If an IPP fits your personal circumstances, it is imperative to hire a consultant who is a qualified actuary with specific IPP expertise to set up and administer the plan, given the complexity of this investment product.
Actuarial calculations are required to determine the required employer contributions to produce the intended retirement income. Past-service contributions and the amount of any existing RRSP funds that should roll over tax-free to the IPP will need to be worked out. Note that once the IPP is set up, the RRSP contribution limit will be just $600 each year.
The IPP must comply with the relevant sections of the Income Tax Act and provincial pension regulations and be registered with the Canada Revenue Agency and the applicable provincial regulator. A trust must be set up to hold IPP pension assets and your company will need to hire an investment company to manage the funds.

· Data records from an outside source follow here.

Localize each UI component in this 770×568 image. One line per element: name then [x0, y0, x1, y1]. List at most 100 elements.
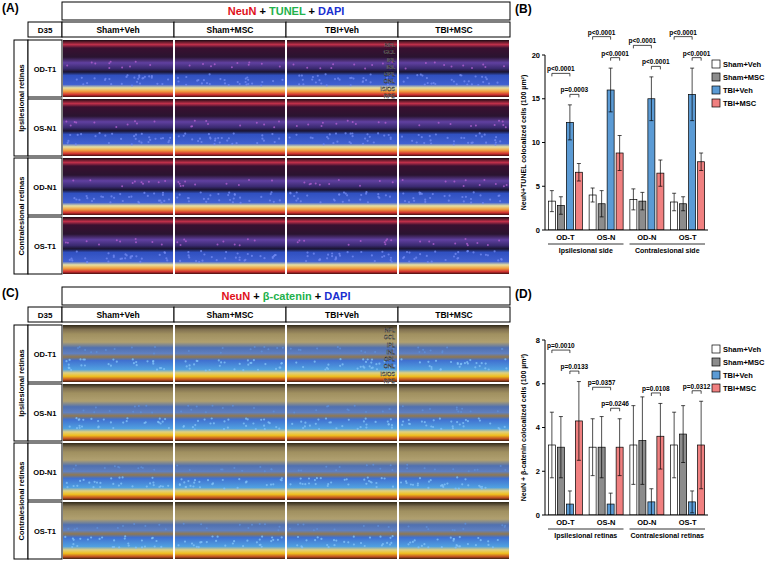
texture: [153, 484, 155, 486]
texture: [419, 241, 421, 243]
texture: [227, 194, 229, 196]
texture: [198, 546, 200, 548]
texture: [78, 425, 80, 427]
panel-label: (C): [2, 286, 19, 300]
texture: [101, 536, 103, 538]
column-header: TBI+MSC: [435, 25, 473, 35]
texture: [214, 140, 216, 142]
texture: [140, 142, 142, 144]
texture: [465, 238, 467, 240]
texture: [177, 544, 179, 546]
texture: [308, 477, 310, 479]
texture: [424, 467, 426, 469]
texture: [315, 483, 317, 485]
row-box: [28, 217, 62, 274]
texture: [342, 363, 344, 365]
texture: [314, 361, 316, 363]
texture: [489, 199, 491, 201]
texture: [363, 420, 365, 422]
texture: [110, 365, 112, 367]
texture: [70, 125, 72, 127]
texture: [457, 363, 459, 365]
texture: [135, 241, 137, 243]
stain-part: TUNEL: [269, 5, 306, 17]
texture: [391, 529, 393, 531]
texture: [481, 76, 483, 78]
stain-part: DAPI: [318, 5, 344, 17]
texture: [124, 535, 126, 537]
texture: [157, 421, 159, 423]
significance-bracket: [674, 37, 692, 40]
texture: [239, 259, 241, 261]
texture: [359, 199, 361, 201]
texture: [187, 480, 189, 482]
texture: [305, 539, 307, 541]
y-tick: [542, 515, 545, 516]
micrograph: [175, 443, 285, 500]
texture: [243, 422, 245, 424]
texture: [300, 545, 302, 547]
texture: [189, 368, 191, 370]
texture: [335, 469, 337, 471]
y-tick-label: 4: [536, 423, 541, 432]
texture: [279, 526, 281, 528]
texture: [83, 479, 85, 481]
texture: [148, 75, 150, 77]
texture: [239, 125, 241, 127]
texture: [131, 143, 133, 145]
texture: [113, 256, 115, 258]
texture: [121, 67, 123, 69]
texture: [261, 536, 263, 538]
texture: [108, 62, 110, 64]
texture: [369, 537, 371, 539]
texture: [402, 405, 404, 407]
texture: [370, 73, 372, 75]
texture: [162, 485, 164, 487]
texture: [179, 194, 181, 196]
texture: [78, 199, 80, 201]
texture: [188, 200, 190, 202]
layer-label: OPL: [384, 356, 395, 362]
texture: [424, 421, 426, 423]
texture: [439, 418, 441, 420]
texture: [97, 420, 99, 422]
texture: [297, 524, 299, 526]
texture: [409, 541, 411, 543]
texture: [302, 366, 304, 368]
y-tick-label: 0: [536, 511, 540, 520]
texture: [418, 192, 420, 194]
texture: [144, 76, 146, 78]
group-box: [14, 325, 28, 441]
texture: [233, 368, 235, 370]
texture: [197, 420, 199, 422]
texture: [434, 83, 436, 85]
texture: [382, 411, 384, 413]
texture: [455, 488, 457, 490]
texture: [412, 197, 414, 199]
texture: [390, 239, 392, 241]
texture: [226, 140, 228, 142]
texture: [162, 421, 164, 423]
texture: [502, 121, 504, 123]
texture: [328, 546, 330, 548]
texture: [348, 199, 350, 201]
texture: [92, 486, 94, 488]
texture: [147, 141, 149, 143]
texture: [73, 468, 75, 470]
texture: [183, 481, 185, 483]
texture: [352, 135, 354, 137]
texture: [350, 84, 352, 86]
texture: [316, 347, 318, 349]
texture: [74, 529, 76, 531]
texture: [383, 255, 385, 257]
texture: [270, 193, 272, 195]
texture: [475, 75, 477, 77]
layer-label: INL: [386, 64, 395, 70]
layer-label: ONL: [384, 78, 395, 84]
texture: [259, 544, 261, 546]
texture: [482, 202, 484, 204]
texture: [335, 123, 337, 125]
micrograph: [63, 443, 173, 500]
texture: [434, 62, 436, 64]
texture: [144, 546, 146, 548]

The overhead costs of an IPP are higher than RRSPs. In addition to ongoing investment-management fees, there are annual consulting fees to pay for plan administration. Some consultants charge an all-inclusive annual fee, typically about $1,500. Others have a lower annual fee and bill extra to set up the IPP and complete the mandatory actuarial evaluation every three years.
If an actuarial evaluation determines that the plan deficit exceeds prescribed limits, the employer must make extra contributions. If there is a surplus, reduced contributions or a contribution holiday may be necessary.
At retirement, an optional final contribution, called terminal funding, can be made in certain circumstances to enhance the pension benefit.
Withdrawing pension income from an IPP is subject to the same rules that govern other pensions in the province of registration. Funds are generally locked in until age 55. Contributions cannot be made past age 71 and income payments must begin at age 71.
There are three main options for generating pension income from an IPP. The funds can be used to purchase a life annuity, which could be a joint annuity with a spouse. The most popular choice is to convert the IPP to a locked-in retirement plan. The IPP can also be continued into retirement where additional funding is possible. Any surplus not required to pay for the promised pension benefits will be paid to the beneficiary in cash, which is fully taxable.
IPP pension income is taxable on receipt. It is eligible for spousal pension-splitting of up to 50% from age 55. By contrast, RRIF income is not eligible for such income-splitting before age 65.
Upon the death of the IPP member, the pension can either continue as a pension that pays out a survivor benefit, or be wound up and rolled over to the surviving spouse's RRSP/RRIF. If there is no spouse, any remaining funds will be distributed in accordance with the applicable provincial pension legislation.